Access to medicines: A seminar on “Medicines and the Lay Person” was organised in Bagalkote by aalamba and JAA-K in November 2010. The topics covered were essential medicines, the effect of patents on patients and the Novartis legal battle. Over 40 participants attended the seminar. Dr. Sharada, the Health Officer from Hole-Alur attended one session and answered questions regarding the functioning of public health system.
In December 2010, the aalamba team in Badami organised a discussion on the Karnataka Promotion of Public Health and Prevention of Diseases Bill, 2010. The aalamba team along with JAA-K members, had earlier attended a meeting organised by the Karnataka Health System Development and Reform Project (KHSDRP) and Karnataka Institute of Law & Parliamentary Reforms (KILPAR), who are involved in drafting the Bill. The team presented concrete recommendations regarding the Bill.
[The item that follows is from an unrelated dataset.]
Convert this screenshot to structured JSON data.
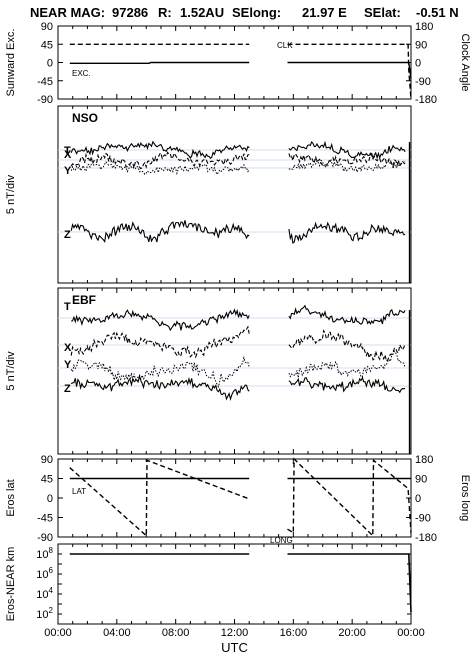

Health camp: As a part of community-based rehabilitation programs, aalamba in association with Spandana and Jagruthi organized a village health camp for persons with physical and mental impairment. Fifteen children upto 12 years of age with serious impairments were brought for the camp and received medical advice and treatment.
Workshop on public hearings in health: In October 2010, aalamba along with JAA-K, organized a three-day workshop to review the work that was carried out during 2009-2010. Experiences of various public hearings conducted on health system throughout the state were shared and issues pertaining to rational drug use and patents were discussed.